Warne comeback ‘fanciful’, says Australian cricket chief

Sydney: Talk of Shane Warne coming out of retirement to rescue Australia’s stumbling Ashes campaign is “fanciful”, according to Cricket Australia chief James Sutherland.

Australia’s comprehensive innnings and 71-run defeat by England in Adelaide last week sparked media calls for the recall of the retired 41-year-old spin bowling great.

Sutherland, however, said octagenarian television commentator Richie Benaud, who last bowled a ball on the test stage in 1964, was as likely to pull on the baggy green cap again.

“Shane retired from test cricket almost exactly four years ago and, by his own admission, he hasn’t touched a cricket bat or ball since the (Indian Premier League) IPL early this year,” Sutherland told Sydney’s Daily Telegraph.

“CA hasn’t spoken to him about playing and, while the selectors operate independently of CA management, I am not aware of them having any intention of talking to Shane.

“He is Australia’s greatest-ever bowler and he was always going to be irreplaceable. World cricket is unlikely to see the likes of him again in our lifetime.

“There has been a lot of passionate debate about cricket since Adelaide, some of it’s sensible and some of it fanciful.”

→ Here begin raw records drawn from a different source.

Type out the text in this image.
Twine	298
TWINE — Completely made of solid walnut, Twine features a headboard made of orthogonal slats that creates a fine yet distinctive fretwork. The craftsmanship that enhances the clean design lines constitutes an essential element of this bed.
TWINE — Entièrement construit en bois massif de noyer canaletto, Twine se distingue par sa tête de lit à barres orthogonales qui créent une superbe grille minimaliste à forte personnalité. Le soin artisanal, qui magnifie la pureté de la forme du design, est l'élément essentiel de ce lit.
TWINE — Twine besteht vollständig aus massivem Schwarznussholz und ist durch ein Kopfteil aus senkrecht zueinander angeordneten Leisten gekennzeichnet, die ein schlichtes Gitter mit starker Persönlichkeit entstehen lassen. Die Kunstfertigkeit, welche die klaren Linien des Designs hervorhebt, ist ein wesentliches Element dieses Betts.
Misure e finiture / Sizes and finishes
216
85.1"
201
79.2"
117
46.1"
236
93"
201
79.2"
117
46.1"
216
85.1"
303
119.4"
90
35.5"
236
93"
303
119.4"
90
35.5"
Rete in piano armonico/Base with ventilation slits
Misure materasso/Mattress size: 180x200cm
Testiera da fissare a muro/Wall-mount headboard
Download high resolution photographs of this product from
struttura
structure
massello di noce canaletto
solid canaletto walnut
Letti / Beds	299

Warne has played for Rajasthan Royals in the IPL but his return would not fit with the selectors’ policy of looking to the future and build a new team of world beaters.

“I haven’t had too much to laugh about in the last week or so, but I did smile when I read Richie Benaud’s quote that the thing that disappointed him about this debate was that nobody had suggested he make a comeback himself,” Sutherland said.

“He went on to say Shane would be insane to think about it, and Richie knows a thing or two about leg spinning -- as well as leg pulling.”

Warne, who described the calls for his return as “flattering”, is still an influential voice in Australian cricket and it was on his recommendation that Michael Beer was plucked from obscurity to join the squad for the Perth test.

The left-armer, who has played just five first-class matches, would be the 10th spinner to try and replace Warne in the test side if he is named in the starting XI for the third Ashes encounter starting on Thursday.

Australia, who whitewashed England 5-0 in their last home Ashes series four years ago, need to win two of the last three tests to reclaim the famous urn.